Michal Roško was born on November 22, 1928 in the village of Záhor. When he finished the elementary school, he continued studying at middle school in Sobrance and later in Uzhhorod. After the war he enrolled at the State Pedagogical Academy in Michalovce and during his study he lived with Salesians. Later he joined the Faculty of Theology at the monastery in Obořiště near Dobříš. However, as the year 1950 came, all the monasteries were liquidated and people from this monastery were taken to the camp in Králíky. Michal worked here in agriculture, picked snails and labored on the field. Subsequently he had to enlist in the Auxiliary Technical Battalions, where he served 3 years and 3 months. At first he was in Komárno, then in Podbořany and in Sliač. Moreover, in the beginning of 1960s, Michal happened to end up in prison for several months because of his secret study to become a priest. He had to wait long 18 years to be ordained a priest.
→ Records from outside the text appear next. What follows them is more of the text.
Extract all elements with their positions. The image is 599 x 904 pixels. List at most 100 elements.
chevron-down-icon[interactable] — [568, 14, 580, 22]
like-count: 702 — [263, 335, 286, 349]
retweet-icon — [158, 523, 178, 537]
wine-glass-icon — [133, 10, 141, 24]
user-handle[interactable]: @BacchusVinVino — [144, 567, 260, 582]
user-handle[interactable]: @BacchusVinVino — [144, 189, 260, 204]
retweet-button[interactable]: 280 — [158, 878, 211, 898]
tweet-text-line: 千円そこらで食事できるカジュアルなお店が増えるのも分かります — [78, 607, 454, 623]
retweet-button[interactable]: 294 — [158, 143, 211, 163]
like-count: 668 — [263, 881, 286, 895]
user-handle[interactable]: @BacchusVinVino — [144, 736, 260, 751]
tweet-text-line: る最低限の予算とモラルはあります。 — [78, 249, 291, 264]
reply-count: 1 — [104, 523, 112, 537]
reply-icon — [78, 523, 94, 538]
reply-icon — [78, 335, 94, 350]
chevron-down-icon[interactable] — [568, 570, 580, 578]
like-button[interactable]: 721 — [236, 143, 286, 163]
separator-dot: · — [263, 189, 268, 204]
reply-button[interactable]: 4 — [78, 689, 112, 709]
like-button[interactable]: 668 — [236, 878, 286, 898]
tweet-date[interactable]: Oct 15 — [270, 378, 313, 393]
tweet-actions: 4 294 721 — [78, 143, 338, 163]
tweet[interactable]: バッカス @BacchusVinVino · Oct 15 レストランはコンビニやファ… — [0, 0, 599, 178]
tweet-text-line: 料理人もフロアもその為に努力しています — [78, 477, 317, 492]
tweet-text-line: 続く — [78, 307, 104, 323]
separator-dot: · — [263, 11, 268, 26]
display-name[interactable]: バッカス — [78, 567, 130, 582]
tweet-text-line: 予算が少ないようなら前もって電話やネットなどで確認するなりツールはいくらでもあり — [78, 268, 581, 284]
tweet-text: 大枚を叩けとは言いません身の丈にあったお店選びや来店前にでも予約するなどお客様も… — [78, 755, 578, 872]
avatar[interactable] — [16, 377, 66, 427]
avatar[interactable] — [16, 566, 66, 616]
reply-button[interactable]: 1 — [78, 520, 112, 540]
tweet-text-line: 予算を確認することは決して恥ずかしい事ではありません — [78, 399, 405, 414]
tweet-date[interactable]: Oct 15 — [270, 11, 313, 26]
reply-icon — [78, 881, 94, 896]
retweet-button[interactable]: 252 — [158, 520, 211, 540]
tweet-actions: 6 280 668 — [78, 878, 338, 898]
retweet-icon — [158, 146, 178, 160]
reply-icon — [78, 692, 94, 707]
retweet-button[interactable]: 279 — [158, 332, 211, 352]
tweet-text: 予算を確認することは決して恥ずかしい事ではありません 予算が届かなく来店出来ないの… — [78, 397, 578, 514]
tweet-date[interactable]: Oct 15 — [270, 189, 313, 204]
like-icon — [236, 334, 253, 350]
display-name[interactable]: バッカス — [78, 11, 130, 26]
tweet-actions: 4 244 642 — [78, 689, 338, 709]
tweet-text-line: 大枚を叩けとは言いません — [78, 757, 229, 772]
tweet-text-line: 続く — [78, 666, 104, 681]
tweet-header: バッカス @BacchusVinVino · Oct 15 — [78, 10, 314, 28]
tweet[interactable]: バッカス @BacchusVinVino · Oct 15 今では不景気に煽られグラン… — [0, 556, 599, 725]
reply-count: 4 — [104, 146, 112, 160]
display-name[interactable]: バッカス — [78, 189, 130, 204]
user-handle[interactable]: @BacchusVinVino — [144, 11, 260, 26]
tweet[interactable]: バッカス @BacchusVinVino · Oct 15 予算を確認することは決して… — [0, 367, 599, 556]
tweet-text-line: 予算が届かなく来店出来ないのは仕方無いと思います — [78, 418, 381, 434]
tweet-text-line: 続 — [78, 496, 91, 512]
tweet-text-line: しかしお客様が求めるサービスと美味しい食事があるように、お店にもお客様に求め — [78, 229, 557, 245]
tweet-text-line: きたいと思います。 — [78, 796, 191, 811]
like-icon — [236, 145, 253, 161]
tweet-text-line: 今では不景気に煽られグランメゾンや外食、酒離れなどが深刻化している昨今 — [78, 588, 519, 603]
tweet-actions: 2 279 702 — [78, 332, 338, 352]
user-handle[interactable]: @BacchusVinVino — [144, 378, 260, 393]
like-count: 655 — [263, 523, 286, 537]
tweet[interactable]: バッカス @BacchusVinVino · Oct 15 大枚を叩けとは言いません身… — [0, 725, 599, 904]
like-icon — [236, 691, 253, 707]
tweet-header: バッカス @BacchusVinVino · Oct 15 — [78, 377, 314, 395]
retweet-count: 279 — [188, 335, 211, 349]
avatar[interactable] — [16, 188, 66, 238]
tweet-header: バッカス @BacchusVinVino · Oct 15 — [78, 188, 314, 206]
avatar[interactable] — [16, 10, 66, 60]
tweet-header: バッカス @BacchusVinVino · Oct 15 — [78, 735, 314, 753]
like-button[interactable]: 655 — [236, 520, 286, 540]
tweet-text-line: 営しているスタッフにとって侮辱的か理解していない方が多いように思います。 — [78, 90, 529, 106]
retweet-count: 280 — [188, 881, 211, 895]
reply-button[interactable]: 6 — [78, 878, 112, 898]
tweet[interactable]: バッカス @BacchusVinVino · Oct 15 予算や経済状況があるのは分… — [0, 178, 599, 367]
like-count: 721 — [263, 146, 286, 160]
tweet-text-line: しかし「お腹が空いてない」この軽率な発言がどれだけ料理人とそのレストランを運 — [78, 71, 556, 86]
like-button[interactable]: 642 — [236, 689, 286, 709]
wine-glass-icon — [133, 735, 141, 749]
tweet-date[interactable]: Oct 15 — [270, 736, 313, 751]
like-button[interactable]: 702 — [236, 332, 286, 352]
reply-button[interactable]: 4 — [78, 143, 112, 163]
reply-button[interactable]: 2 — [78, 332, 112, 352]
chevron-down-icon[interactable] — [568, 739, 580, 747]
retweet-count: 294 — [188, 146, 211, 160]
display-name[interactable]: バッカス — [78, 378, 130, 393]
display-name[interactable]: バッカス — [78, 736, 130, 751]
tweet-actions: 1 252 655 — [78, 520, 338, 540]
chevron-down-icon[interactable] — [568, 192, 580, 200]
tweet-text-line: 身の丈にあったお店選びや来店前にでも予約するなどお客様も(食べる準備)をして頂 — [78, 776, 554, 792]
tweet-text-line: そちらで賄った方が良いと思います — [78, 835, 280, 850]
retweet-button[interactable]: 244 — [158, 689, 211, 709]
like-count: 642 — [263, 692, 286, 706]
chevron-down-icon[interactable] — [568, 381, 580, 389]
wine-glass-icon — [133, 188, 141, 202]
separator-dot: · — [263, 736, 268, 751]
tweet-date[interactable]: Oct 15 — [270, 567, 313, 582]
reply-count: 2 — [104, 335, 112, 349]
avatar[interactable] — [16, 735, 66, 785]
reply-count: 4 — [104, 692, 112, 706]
In the meantime he worked like electrician, maintenance man, volleyball coach as well as director of an amateur theatre. He was also employed in ironworks or in the State Scientific Library as a warehouseman. He has a great merit on building or restoring the churches in Snina, Dedačov and Humenné, which could have been finished despite the former socialist, i.e. anti-religious ruling era.